Jason's love of classic cinema and genre-bending reaches its most inspired heights with "The Brain That Wouldn't Virginia Woolf", a pastiche of The Brain That Wouldn't Die and Who's Afraid of Virginia Woolf? Jason tells this story in reverse chronological order, and the reader gets the brunt of both the sci-fi weirdness of a head being kept alive in a lab as well as the brutally toxic but co-dependent relationship of the husband and wife. Things get more tragic as we see them struggle with the ethical ramifications of him finding her a new body, the failures he encounters, their initial courtship, and the accident that puts them in this situation. The cleverness of the set-up and the way Jason manipulates emotion make up for the ways in which the characterization is more rote and reliant on its source material, as the strip's protagonists chew the scenery like Liz Taylor and Richard Burton.

"Tom Waits On The Moon" is Jason's take on Robert Altman-style narratives with multiple unconnected characters. Each page features a single character without dialogue, just thought balloons. Each character expresses his or her own sense of grief, regret,or pure self-loathing (here disguised as misogyny). One of the characters is a scientist working on a teleportation device, and all four characters are slowly brought together for an explosive and tragic conclusion. Once again, Jason balances structure and characterization, as the reader must gather clues from their interior monologues as to their motivations and actions while the actual momentum of the story moves very slowly, speeding up only at the very end. Along the way, the plainness of the characters' thoughts adds an emotionally raw and revealing element to the book that's not in the other stories, giving nuance to the importance of performance in his work.

"So Long, Mary Ann" is another Jason gangster story, a genre that seems to hold a particular interest for him. Half of the story about a convict who breaks out of prison with the help of his girlfriend focuses on that couple and the odd woman they pick up as a hostage along the way. The other half of the story concerns the boss he's trying to get money from, who is comically violent over the least of offenses (he eventually kills his right-hand man for blowing his nose). After he leaves his girlfriend and runs away with the hostage, the convict realizes just how deadly ridiculousness can become. This story again balances Jason's interest in story structure with straightforward character motivations, but this time adds an absurd comedic element to the mix that nonetheless does little to ultimately lighten the drama.

Finally, the titular story brings back the star of The Last Musketeer, a great character that Jason seems to have been born to write.
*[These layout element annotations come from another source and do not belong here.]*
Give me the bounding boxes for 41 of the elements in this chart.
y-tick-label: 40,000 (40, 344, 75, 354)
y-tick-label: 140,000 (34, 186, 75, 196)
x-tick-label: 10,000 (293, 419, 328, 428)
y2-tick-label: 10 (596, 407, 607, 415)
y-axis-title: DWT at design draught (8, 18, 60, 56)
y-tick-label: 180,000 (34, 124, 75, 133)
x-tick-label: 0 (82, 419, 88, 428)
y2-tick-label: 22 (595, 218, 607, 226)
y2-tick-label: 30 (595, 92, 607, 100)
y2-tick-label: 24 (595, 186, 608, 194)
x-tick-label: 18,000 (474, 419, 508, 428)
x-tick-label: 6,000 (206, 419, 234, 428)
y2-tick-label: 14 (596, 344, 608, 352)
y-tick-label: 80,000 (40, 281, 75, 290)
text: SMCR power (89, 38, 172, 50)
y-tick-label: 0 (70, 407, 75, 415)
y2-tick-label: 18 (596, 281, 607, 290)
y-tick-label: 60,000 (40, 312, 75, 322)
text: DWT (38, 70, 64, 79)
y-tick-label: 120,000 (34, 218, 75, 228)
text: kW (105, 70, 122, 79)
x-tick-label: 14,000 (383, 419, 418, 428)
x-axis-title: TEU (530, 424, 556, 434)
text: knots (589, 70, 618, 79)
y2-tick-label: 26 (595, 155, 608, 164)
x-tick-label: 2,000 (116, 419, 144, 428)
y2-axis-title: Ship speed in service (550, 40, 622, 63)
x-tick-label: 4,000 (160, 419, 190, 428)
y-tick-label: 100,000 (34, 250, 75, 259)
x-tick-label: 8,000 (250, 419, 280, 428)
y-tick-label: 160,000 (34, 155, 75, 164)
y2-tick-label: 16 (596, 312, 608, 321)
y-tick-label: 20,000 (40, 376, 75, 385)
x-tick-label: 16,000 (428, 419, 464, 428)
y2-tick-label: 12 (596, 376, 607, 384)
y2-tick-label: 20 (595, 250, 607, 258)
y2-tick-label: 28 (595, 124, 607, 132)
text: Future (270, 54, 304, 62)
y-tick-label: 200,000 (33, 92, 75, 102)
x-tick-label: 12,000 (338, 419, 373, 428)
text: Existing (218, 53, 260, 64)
Jason re-introduces a single absurd element--that Athos the Musketeer is both immortal and now bored--and spins its story mostly off-panel. The story is really about Athos leaving America after having foiled a crime (allowing the structure of high adventure to have its moment in the story) and having failed to get his career in Hollywood off the ground. It's a decidedly downbeat and even anticlimactic note for this book to end on. Of course, since this story is a prequel to The Last Musketeer, it serves the purpose of adding a bit more depth and soul into the character of Athos, making that other book all the more poignant as a result. Despite his style, Jason is quite effective in modulating emotion from story to story, going from gags to violence to tragedy, sometimes all in the same story. Jason is in total control of all aspects of his storytelling, and, even after a decade straight of ambitious publishing, it seems as if he's just getting warmed up.